I call it the Twilight effect. Happens to many of us who write YA with paranormal romance elements. A reviewer will comment that this character or that character or this plot development or that one is influenced by Twlight. Write a love triangle? You're just trying to cash in on the Team Edward/Team Jacob thing. Have a character who's immortal or invincible or some such, even if he's not a vampire? Edward. You're trying to make him be Edward. Yup. No doubt about it. Girl character torn between her normal life and the paranormal craziness that she's stumbled upon? Bella wannabe. You hack, you.
This is the power of Stephenie Meyer. Her readers often assume that there was nothing before her. And possibly nothing original that can come after. I get it. I really do. And I'm cool with it. I love the Twilight books, too, although Bella is sometimes too passive for my tastes. Now if she attacked her dad once she turned into a vamp? I'd be on board with that. It would put a little muscle into the journey toward that HEA.
The problem with this line of thinking is that books take years to get onto a shelf. A novel that hit the shelves this month or last year, or even the year before, most likely came from an idea developed four or five or more years before that. That is - pre-Twilight. Or at most, concurrent with the first book's release. Any similarity is just that whole "good ideas float through the air and a bunch of us catch them at the same time" theory.
Except - here is something that I have noticed. Many, many of us who have broken into the business in the past few years do have something in common. Buffy. As in BTVS. Buffy the Vampire Slayer.
For the uninitiated, here's the basic blueprint: One girl chosen to slay the vampires and save the world. Mentored by her Watcher, Rupert Giles. Supported by her Scooby Gang -brilliant, funny and loyal Willow, goofy guy pal Xander, Queen Bee cheerleader Cordelia (who is braver than she knows). And in a heart wrenching star-crossed lovers relationship with a 200 year old vampire with a soul named Angel. Add in some star quality baddies like Spike and Dru and creator Joss Whedon's unique and memorize-worthy dialogue and you've got the show that I lived and breathed for seven years. And so, it seems, did about every other author over 25 that I meet.
So here's the question: Does it resonate in our writing? I'd say a resounding yes. The campy movie came out in the earlier 90's but the show began on the fledgling WB Network in the spring of 1996. I found it during the episode in which Buffy was attempting to balance going on a date with a normal guy and perform her Slayer duties. All in one night. It was funny, scary and poignant all rolled into one. I was hooked. And over the years, it was like a tutorial of storytelling - of how to mix pathos and humor and horror, how to hit the right funny beats, how to arc a series and characters and make it all blend.

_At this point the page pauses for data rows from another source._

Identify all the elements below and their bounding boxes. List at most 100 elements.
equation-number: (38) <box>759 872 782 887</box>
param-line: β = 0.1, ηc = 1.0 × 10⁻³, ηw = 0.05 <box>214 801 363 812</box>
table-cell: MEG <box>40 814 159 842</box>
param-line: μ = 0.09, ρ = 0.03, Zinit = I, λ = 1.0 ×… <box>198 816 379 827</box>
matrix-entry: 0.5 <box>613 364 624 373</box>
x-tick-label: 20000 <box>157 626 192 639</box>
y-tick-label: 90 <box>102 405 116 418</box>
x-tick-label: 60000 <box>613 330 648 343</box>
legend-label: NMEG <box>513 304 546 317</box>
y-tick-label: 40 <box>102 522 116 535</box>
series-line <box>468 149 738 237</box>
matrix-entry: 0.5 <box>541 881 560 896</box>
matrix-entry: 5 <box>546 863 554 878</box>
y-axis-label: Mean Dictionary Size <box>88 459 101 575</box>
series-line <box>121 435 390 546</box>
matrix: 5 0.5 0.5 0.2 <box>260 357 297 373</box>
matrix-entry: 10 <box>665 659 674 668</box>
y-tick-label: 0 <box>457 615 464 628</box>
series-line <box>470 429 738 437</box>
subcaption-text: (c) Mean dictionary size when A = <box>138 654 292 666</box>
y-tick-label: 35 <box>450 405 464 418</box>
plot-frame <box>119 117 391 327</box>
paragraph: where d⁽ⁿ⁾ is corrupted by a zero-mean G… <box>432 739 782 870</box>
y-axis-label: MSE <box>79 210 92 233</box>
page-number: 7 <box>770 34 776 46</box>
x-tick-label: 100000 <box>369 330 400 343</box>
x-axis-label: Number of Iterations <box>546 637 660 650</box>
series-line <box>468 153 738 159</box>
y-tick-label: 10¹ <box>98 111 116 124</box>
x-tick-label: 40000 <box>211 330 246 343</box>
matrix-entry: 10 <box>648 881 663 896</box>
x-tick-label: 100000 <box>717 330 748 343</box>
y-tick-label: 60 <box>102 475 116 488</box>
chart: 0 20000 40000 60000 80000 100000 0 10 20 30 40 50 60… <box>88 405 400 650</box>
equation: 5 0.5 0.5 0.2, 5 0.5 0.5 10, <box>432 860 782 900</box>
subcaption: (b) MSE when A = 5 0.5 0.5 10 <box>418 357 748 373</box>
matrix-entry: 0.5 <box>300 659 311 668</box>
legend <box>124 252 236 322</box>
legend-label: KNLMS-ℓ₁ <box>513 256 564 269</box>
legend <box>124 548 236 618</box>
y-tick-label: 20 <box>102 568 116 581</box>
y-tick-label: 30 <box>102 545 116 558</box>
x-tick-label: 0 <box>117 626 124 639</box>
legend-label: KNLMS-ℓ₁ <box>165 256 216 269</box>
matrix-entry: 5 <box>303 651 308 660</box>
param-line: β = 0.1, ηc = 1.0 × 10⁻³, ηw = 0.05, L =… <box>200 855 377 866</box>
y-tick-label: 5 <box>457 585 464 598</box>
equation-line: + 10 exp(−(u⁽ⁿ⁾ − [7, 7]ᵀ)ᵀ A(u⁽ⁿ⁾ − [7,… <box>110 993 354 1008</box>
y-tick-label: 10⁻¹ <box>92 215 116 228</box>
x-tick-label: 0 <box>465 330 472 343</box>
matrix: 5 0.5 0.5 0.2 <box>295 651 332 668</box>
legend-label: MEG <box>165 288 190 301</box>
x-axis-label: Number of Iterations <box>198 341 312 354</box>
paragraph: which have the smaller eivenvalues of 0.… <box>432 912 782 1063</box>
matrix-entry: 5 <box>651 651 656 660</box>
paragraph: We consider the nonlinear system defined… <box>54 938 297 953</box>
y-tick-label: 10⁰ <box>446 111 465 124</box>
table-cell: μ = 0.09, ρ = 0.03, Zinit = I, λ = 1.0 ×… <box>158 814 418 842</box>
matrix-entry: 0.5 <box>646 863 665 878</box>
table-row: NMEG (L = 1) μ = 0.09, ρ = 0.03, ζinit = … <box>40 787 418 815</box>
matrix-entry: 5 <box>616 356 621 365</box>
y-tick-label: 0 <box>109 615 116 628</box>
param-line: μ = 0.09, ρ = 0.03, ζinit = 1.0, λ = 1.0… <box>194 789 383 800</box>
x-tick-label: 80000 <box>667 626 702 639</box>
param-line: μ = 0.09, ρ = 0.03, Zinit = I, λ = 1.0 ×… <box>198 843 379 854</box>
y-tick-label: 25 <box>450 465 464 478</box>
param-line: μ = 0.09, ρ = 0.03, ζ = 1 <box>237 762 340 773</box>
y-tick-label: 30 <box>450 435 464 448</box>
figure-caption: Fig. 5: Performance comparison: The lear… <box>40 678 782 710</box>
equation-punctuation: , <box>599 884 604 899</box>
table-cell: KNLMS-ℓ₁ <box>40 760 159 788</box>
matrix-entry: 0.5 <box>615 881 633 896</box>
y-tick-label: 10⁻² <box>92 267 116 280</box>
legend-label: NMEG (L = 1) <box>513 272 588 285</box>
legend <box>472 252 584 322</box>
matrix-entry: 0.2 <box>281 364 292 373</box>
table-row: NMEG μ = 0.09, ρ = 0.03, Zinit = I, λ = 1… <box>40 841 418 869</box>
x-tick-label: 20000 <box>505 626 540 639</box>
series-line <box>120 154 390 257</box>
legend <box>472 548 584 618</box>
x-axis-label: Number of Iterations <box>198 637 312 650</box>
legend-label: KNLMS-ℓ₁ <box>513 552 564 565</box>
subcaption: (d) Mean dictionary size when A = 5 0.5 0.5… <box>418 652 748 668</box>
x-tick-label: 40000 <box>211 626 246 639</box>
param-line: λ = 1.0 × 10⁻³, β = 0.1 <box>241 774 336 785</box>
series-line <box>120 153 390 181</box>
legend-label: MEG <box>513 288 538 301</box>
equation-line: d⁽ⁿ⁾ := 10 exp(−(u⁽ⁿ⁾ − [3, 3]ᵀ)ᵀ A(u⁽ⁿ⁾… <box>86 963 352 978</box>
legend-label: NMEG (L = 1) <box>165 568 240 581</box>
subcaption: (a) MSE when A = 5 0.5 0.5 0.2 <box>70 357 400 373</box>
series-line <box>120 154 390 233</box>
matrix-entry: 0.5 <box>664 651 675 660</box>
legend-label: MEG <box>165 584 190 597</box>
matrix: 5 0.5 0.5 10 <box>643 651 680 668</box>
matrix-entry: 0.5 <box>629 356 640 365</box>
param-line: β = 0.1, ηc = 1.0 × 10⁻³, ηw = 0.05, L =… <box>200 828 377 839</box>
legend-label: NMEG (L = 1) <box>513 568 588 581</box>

Not every episode worked. (The Zeppo was lost on me) But the two parter in season two where Buffy gives in to her passion and sleeps with Angel only to discover that this "moment of true happiness" has a loophole of causing him to lose his soul, return to his evil vamp ways and start killing all her friends - it's two of the best hours of television ever. When it came to Buffy, Joss Whedon was the master of giving the viewers what they wanted most - in this case for Buffy and Angel to seal the deal - and then ripping it away from us in the most emotionally horrific way possible. This was, after all, a show that for the first three seasons was a metaphor for high school as hell. The end of that same season topped that perfection: Willow returns Angel's soul to him, but Buffy has to kill him and send him to hell in order to save the world from the demon Acathala. "Close your eyes," she tells her poor bewildered re-souled lover. And then she stabs him with a sword.
So what do you think? Notice any Buffy parallels in current YA? Let me know what you think.